Data is a valuable commodity in today’s information-driven business environment. But, unlike currency or other assets, data’s real value is in the actionable insight you extract from it.
Data analytics has become much more challenging in recent years with the volume of data being generated skyrocketing to trillions of rows per day, much of it unstructured. To further complicate matters, data is delivered from many different sources, which creates multidimensional data sets that must be carefully analyzed to identify patterns and interrelationships among the disparate data types.
The Role of Visualization in Data Analytics
The human brain does many things well, but scaling isn’t one of them. To help simplify analysis and maximize value from high volumes of increasingly complex data, more organizations are relying on data visualization technology to make sense of it all.
Data visualization—which, at a high level, is simply the visual representation of information—drives data analysis by removing the noise and presenting data in a way that is easily internalized.
Unlike using a spreadsheet filled with numbers and no context, telling your data’s story in a visual form clearly highlights trends, patterns, and outliers within the data set so the most useful information is front and center.
This visual approach also adds “explainability” to complex concepts that non-data-scientists, such as product owners and management, need to drive decision-making and meet business objectives.
The Era of Immersive Data Virtualization
In today’s highly complex business environments, static visualization is no longer sufficient in the majority of use cases. Extracting the most valuable data insights requires multidimensional, immersive visualizations so users can really drill down and interact with the data, looking at it from every angle.
By expanding data analytics capabilities beyond static visualization and basic interactivity, immersive data virtualization provides AI-driven data analytics and 3D visualizations that let anyone in the organization—not just the data scientists—get fast, actionable insights from even the most complex data.
Immersive visualization platforms give data-centric organizations the ability to view data in a variety of geospatial, 3D, and graphical visualizations, which makes it easier to spot anomalies and patterns in the data and pull out important information and trends even from unstructured data.
Pain Points Solved with Immersive Data Visualization
Immersive data visualization creates highly informative yet easy-to-understand data representations that help organizations overcome several key business challenges:
Siloed Operational Knowledge
Immersive data visualization makes even the most complex data accessible to the masses. Non-data-scientists can generate and manipulate data representations themselves to extract business-critical knowledge that drives decision-making.

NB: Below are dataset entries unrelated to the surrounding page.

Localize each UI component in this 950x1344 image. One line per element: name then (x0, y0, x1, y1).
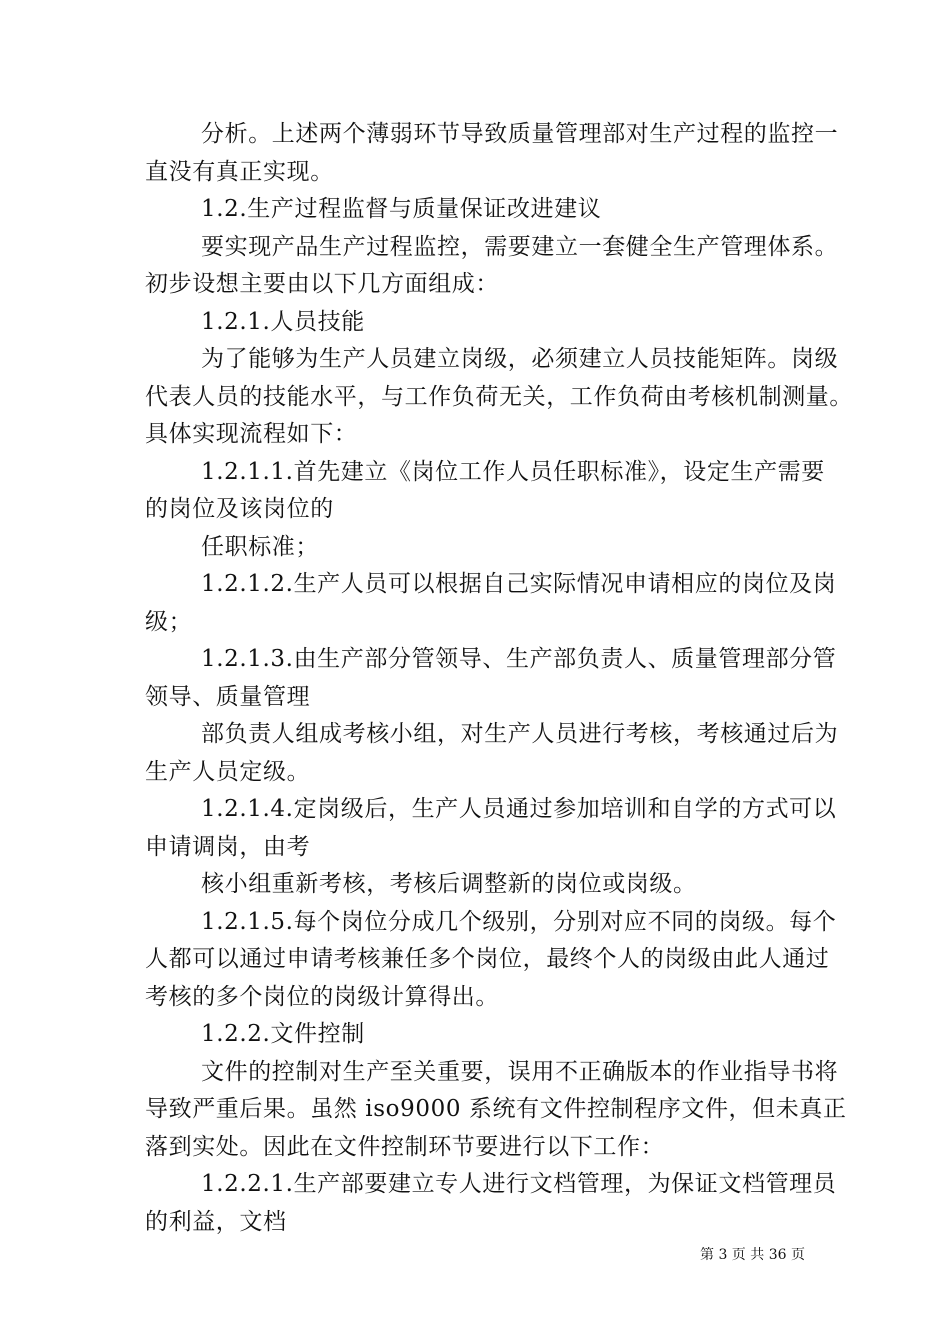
document-body (145, 116, 853, 1241)
line-text: 1.2.1.5.每个岗位分成几个级别，分别对应不同的岗级。每个 (201, 908, 837, 935)
line-text: 代表人员的技能水平，与工作负荷无关，工作负荷由考核机制测量。 (145, 383, 853, 410)
body-line (145, 116, 839, 154)
line-text: 考核的多个岗位的岗级计算得出。 (145, 983, 499, 1010)
line-text: 要实现产品生产过程监控，需要建立一套健全生产管理体系。 (201, 233, 839, 260)
body-line (145, 529, 811, 567)
body-line (145, 266, 811, 304)
line-text: 部负责人组成考核小组，对生产人员进行考核，考核通过后为 (201, 721, 839, 747)
body-line (145, 979, 811, 1017)
line-text: 的利益，文档 (145, 1208, 287, 1235)
line-text: 1.2.2.文件控制 (201, 1021, 365, 1047)
body-line (145, 229, 839, 267)
line-text: 人都可以通过申请考核兼任多个岗位，最终个人的岗级由此人通过 (145, 946, 830, 972)
list-item (145, 641, 837, 679)
line-text: 1.2.生产过程监督与质量保证改进建议 (201, 196, 602, 222)
body-line (145, 754, 811, 792)
body-line (145, 416, 811, 454)
line-text: 初步设想主要由以下几方面组成： (145, 271, 499, 297)
line-text: 1.2.1.2.生产人员可以根据自己实际情况申请相应的岗位及岗 (201, 571, 837, 597)
list-item (145, 791, 837, 829)
line-text: 1.2.1.4.定岗级后，生产人员通过参加培训和自学的方式可以 (201, 796, 837, 822)
line-text: 级； (145, 608, 193, 635)
body-line (145, 1054, 839, 1092)
line-text: 分析。上述两个薄弱环节导致质量管理部对生产过程的监控一 (201, 121, 839, 147)
body-line (145, 1091, 847, 1129)
list-item (145, 1166, 837, 1204)
section-heading (145, 304, 811, 342)
body-line (145, 491, 811, 529)
section-heading (145, 1016, 811, 1054)
body-line (145, 1204, 811, 1242)
line-text: 1.2.1.人员技能 (201, 308, 365, 335)
body-line (145, 154, 811, 192)
page-number: 第 3 页 共 36 页 (700, 1247, 805, 1263)
line-text: 1.2.1.1.首先建立《岗位工作人员任职标准》，设定生产需要 (201, 458, 825, 485)
line-text: 导致严重后果。虽然 iso9000 系统有文件控制程序文件，但未真正 (145, 1096, 847, 1122)
list-item (145, 904, 837, 942)
line-text: 落到实处。因此在文件控制环节要进行以下工作： (145, 1133, 665, 1160)
line-text: 任职标准； (201, 533, 319, 560)
list-item (145, 454, 825, 492)
line-text: 的岗位及该岗位的 (145, 496, 334, 522)
body-line (145, 866, 811, 904)
line-text: 申请调岗，由考 (145, 833, 311, 860)
line-text: 具体实现流程如下： (145, 421, 358, 447)
line-text: 领导、质量管理 (145, 683, 311, 710)
line-text: 生产人员定级。 (145, 758, 311, 785)
line-text: 1.2.1.3.由生产部分管领导、生产部负责人、质量管理部分管 (201, 646, 837, 672)
line-text: 文件的控制对生产至关重要，误用不正确版本的作业指导书将 (201, 1058, 839, 1085)
line-text: 核小组重新考核，考核后调整新的岗位或岗级。 (201, 871, 697, 897)
body-line (145, 604, 811, 642)
section-heading (145, 191, 811, 229)
body-line (145, 941, 830, 979)
body-line (145, 379, 853, 417)
body-line (145, 1129, 811, 1167)
body-line (145, 829, 811, 867)
body-line (145, 341, 839, 379)
list-item (145, 566, 837, 604)
line-text: 1.2.2.1.生产部要建立专人进行文档管理，为保证文档管理员 (201, 1171, 837, 1197)
body-line (145, 679, 811, 717)
body-line (145, 716, 839, 754)
line-text: 直没有真正实现。 (145, 158, 334, 185)
line-text: 为了能够为生产人员建立岗级，必须建立人员技能矩阵。岗级 (201, 346, 839, 372)
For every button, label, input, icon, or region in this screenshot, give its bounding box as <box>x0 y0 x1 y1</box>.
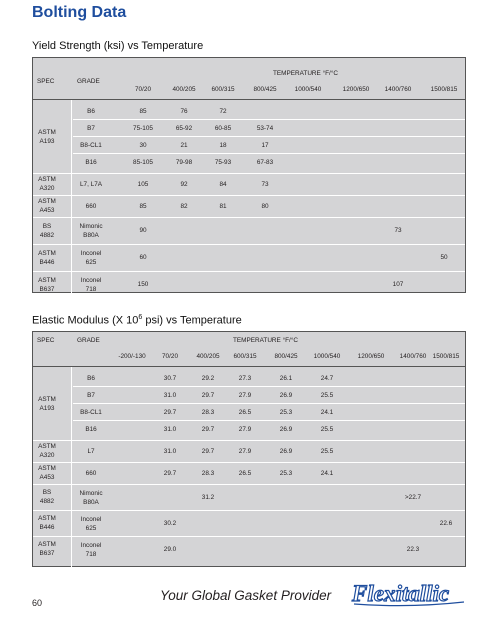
grade-cell: Inconel <box>80 277 102 284</box>
grade-cell: Nimonic <box>79 489 103 497</box>
spec-cell: ASTM <box>38 443 56 450</box>
value-cell: 75-93 <box>214 158 232 166</box>
value-cell: 65-92 <box>175 124 193 132</box>
temperature-column-header: 1400/760 <box>399 353 427 360</box>
value-cell: 25.5 <box>320 447 334 455</box>
value-cell: 27.9 <box>238 391 252 399</box>
grade-cell: 718 <box>85 286 97 293</box>
value-cell: 85 <box>139 202 147 210</box>
spec-header: SPEC <box>37 337 55 344</box>
grade-cell: B8-CL1 <box>80 408 102 416</box>
spec-cell: ASTM <box>38 198 56 205</box>
value-cell: 26.5 <box>238 469 252 477</box>
row-divider <box>33 217 465 218</box>
value-cell: 24.1 <box>320 408 334 416</box>
spec-cell: B637 <box>39 550 55 557</box>
grade-cell: L7, L7A <box>79 180 103 188</box>
spec-cell: ASTM <box>38 249 56 257</box>
spec-cell: BS <box>42 222 52 230</box>
elastic-modulus-table <box>32 331 466 567</box>
value-cell: 76 <box>180 107 188 115</box>
value-cell: 29.0 <box>163 545 177 553</box>
value-cell: 92 <box>180 180 188 188</box>
value-cell: 60-85 <box>214 124 232 132</box>
value-cell: 25.5 <box>320 391 334 399</box>
value-cell: 17 <box>261 141 269 149</box>
spec-cell: ASTM <box>38 395 56 403</box>
grade-cell: B7 <box>87 391 95 399</box>
value-cell: 26.1 <box>279 374 293 382</box>
yield-strength-table <box>32 57 466 293</box>
temperature-column-header: 1000/540 <box>294 86 322 93</box>
row-divider <box>33 462 465 463</box>
spec-cell: A193 <box>39 404 55 412</box>
spec-header: SPEC <box>37 78 55 85</box>
grade-cell: 625 <box>85 259 97 266</box>
grade-cell: B6 <box>87 107 95 115</box>
value-cell: 22.6 <box>439 519 453 527</box>
value-cell: 72 <box>219 107 227 115</box>
grade-header: GRADE <box>77 78 100 85</box>
value-cell: 29.7 <box>201 447 215 455</box>
elastic-title-sup: 6 <box>138 314 143 321</box>
value-cell: 29.7 <box>201 425 215 433</box>
elastic-title-prefix: Elastic Modulus (X 10 <box>32 314 139 327</box>
value-cell: 29.7 <box>163 408 177 416</box>
value-cell: 18 <box>219 141 227 149</box>
row-divider <box>73 153 465 154</box>
grade-cell: B80A <box>83 498 99 506</box>
temperature-header: TEMPERATURE °F/°C <box>233 337 298 344</box>
temperature-column-header: 70/20 <box>135 86 151 93</box>
value-cell: 21 <box>180 141 188 149</box>
spec-cell: 4882 <box>39 231 55 239</box>
value-cell: 105 <box>137 180 149 188</box>
value-cell: 73 <box>261 180 269 188</box>
spec-cell: A320 <box>39 452 55 459</box>
grade-cell: B16 <box>85 425 97 433</box>
value-cell: 27.9 <box>238 425 252 433</box>
value-cell: 27.3 <box>238 374 252 382</box>
row-divider <box>33 510 465 511</box>
row-divider <box>33 271 465 272</box>
value-cell: 53-74 <box>256 124 274 132</box>
value-cell: 29.7 <box>201 391 215 399</box>
temperature-column-header: 1500/815 <box>432 353 460 360</box>
value-cell: 75-105 <box>133 124 153 132</box>
value-cell: 26.9 <box>279 425 293 433</box>
page-title: Bolting Data <box>32 4 127 21</box>
value-cell: 30 <box>139 141 147 149</box>
value-cell: 81 <box>219 202 227 210</box>
row-divider <box>73 386 465 387</box>
value-cell: 29.2 <box>201 374 215 382</box>
spec-cell: ASTM <box>38 276 56 284</box>
temperature-column-header: 1500/815 <box>430 86 458 93</box>
value-cell: >22.7 <box>404 493 422 501</box>
value-cell: 73 <box>394 227 402 234</box>
spec-cell: ASTM <box>38 128 56 136</box>
row-divider <box>33 173 465 174</box>
grade-cell: Inconel <box>80 515 102 523</box>
value-cell: 30.2 <box>163 519 177 527</box>
flexitallic-logo <box>350 578 468 608</box>
row-divider <box>73 420 465 421</box>
grade-cell: Nimonic <box>79 223 103 230</box>
grade-cell: 660 <box>85 202 97 210</box>
temperature-column-header: 800/425 <box>253 86 277 93</box>
spec-cell: ASTM <box>38 176 56 183</box>
temperature-column-header: 600/315 <box>211 86 235 93</box>
row-divider <box>33 244 465 245</box>
row-divider <box>73 403 465 404</box>
spec-cell: ASTM <box>38 515 56 522</box>
grade-cell: B16 <box>85 158 97 166</box>
temperature-column-header: 70/20 <box>162 353 178 360</box>
value-cell: 28.3 <box>201 408 215 416</box>
spec-cell: BS <box>42 489 52 496</box>
value-cell: 84 <box>219 180 227 188</box>
temperature-column-header: 400/205 <box>172 86 196 93</box>
spec-cell: 4882 <box>39 498 55 505</box>
spec-cell: B637 <box>39 285 55 293</box>
value-cell: 67-83 <box>256 158 274 166</box>
value-cell: 22.3 <box>406 545 420 553</box>
spec-cell: ASTM <box>38 541 56 548</box>
value-cell: 31.0 <box>163 391 177 399</box>
value-cell: 85-105 <box>133 158 153 166</box>
value-cell: 25.3 <box>279 408 293 416</box>
grade-cell: Inconel <box>80 250 102 257</box>
value-cell: 27.9 <box>238 447 252 455</box>
temperature-column-header: 1200/650 <box>342 86 370 93</box>
value-cell: 31.0 <box>163 447 177 455</box>
spec-cell: A453 <box>39 207 55 214</box>
grade-cell: L7 <box>87 447 95 455</box>
temperature-column-header: 600/315 <box>233 353 257 360</box>
logo-text: Flexitallic <box>352 581 450 606</box>
spec-cell: B446 <box>39 258 55 266</box>
temperature-column-header: 1000/540 <box>313 353 341 360</box>
page-number: 60 <box>32 598 43 608</box>
grade-cell: B8-CL1 <box>80 141 102 149</box>
grade-header: GRADE <box>77 337 100 344</box>
grade-cell: Inconel <box>80 541 102 549</box>
spec-cell: A453 <box>39 474 55 481</box>
tagline: Your Global Gasket Provider <box>160 588 332 603</box>
value-cell: 25.5 <box>320 425 334 433</box>
value-cell: 25.3 <box>279 469 293 477</box>
grade-cell: B7 <box>87 124 95 132</box>
spec-cell: A193 <box>39 137 55 145</box>
temperature-column-header: 800/425 <box>274 353 298 360</box>
value-cell: 79-98 <box>175 158 193 166</box>
grade-cell: 660 <box>85 469 97 477</box>
row-divider <box>33 484 465 485</box>
value-cell: 29.7 <box>163 469 177 477</box>
elastic-title-suffix: psi) vs Temperature <box>142 314 242 327</box>
elastic-modulus-title <box>32 314 242 327</box>
spec-cell: A320 <box>39 185 55 192</box>
temperature-column-header: 1400/760 <box>384 86 412 93</box>
grade-cell: B6 <box>87 374 95 382</box>
value-cell: 24.1 <box>320 469 334 477</box>
value-cell: 150 <box>137 281 149 288</box>
value-cell: 28.3 <box>201 469 215 477</box>
value-cell: 82 <box>180 202 188 210</box>
row-divider <box>71 367 72 567</box>
row-divider <box>73 136 465 137</box>
value-cell: 85 <box>139 107 147 115</box>
value-cell: 31.2 <box>201 493 215 501</box>
temperature-column-header: 1200/650 <box>357 353 385 360</box>
value-cell: 26.9 <box>279 391 293 399</box>
value-cell: 50 <box>440 254 448 261</box>
value-cell: 24.7 <box>320 374 334 382</box>
grade-cell: 625 <box>85 524 97 532</box>
temperature-column-header: 400/205 <box>196 353 220 360</box>
value-cell: 26.9 <box>279 447 293 455</box>
temperature-column-header: -200/-130 <box>118 353 146 360</box>
row-divider <box>73 119 465 120</box>
row-divider <box>71 100 72 293</box>
value-cell: 26.5 <box>238 408 252 416</box>
value-cell: 60 <box>139 254 147 261</box>
value-cell: 107 <box>392 281 404 288</box>
grade-cell: 718 <box>85 550 97 558</box>
temperature-header: TEMPERATURE °F/°C <box>273 70 338 77</box>
value-cell: 80 <box>261 202 269 210</box>
row-divider <box>33 440 465 441</box>
value-cell: 90 <box>139 227 147 234</box>
yield-strength-title: Yield Strength (ksi) vs Temperature <box>32 40 204 52</box>
value-cell: 31.0 <box>163 425 177 433</box>
spec-cell: B446 <box>39 524 55 531</box>
row-divider <box>33 536 465 537</box>
value-cell: 30.7 <box>163 374 177 382</box>
grade-cell: B80A <box>83 232 99 239</box>
row-divider <box>33 195 465 196</box>
spec-cell: ASTM <box>38 465 56 472</box>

Collaboration Among Distributed Teams
Immersive data visualization platforms let teams share insights and collaborate on actionable information across the office or across the globe.
Missed Growth Opportunities
Immersive data visualization presents data clearly and concisely, making it easy to spot trends and anomalies that highlight areas for improved efficiency and opportunities for increased market share.
Finding the “Whys”
It isn’t always clear what is triggering sensor or system alerts, and this lack of clarity can result in alert fatigue and increase risk. Immersive data visualization lets users track alerts and visualize the data from multiple angles to pinpoint the root cause and quickly resolve issues.
Connecting the Dots Within Data Relationships
Enterprise data comes from a million different directions at once. Immersive data visualization takes these disparate data types and sources and creates a clear, cohesive picture of the data’s story across them all.
Immersive Data Visualization and the Human Element
The human brain is designed to navigate a 3D world, which is why we can grasp concepts such as the size of objects and relative distances between points.
Although static visualization techniques such as bar charts and 2D scatter points are somewhat useful for understanding data, today’s complex data sets demand multidimensional visualization and interaction.
Immersive data visualization technology allows users to create robust, collaborative environments where they can explore different dimensions of the data to tell a story everyone can understand and build on.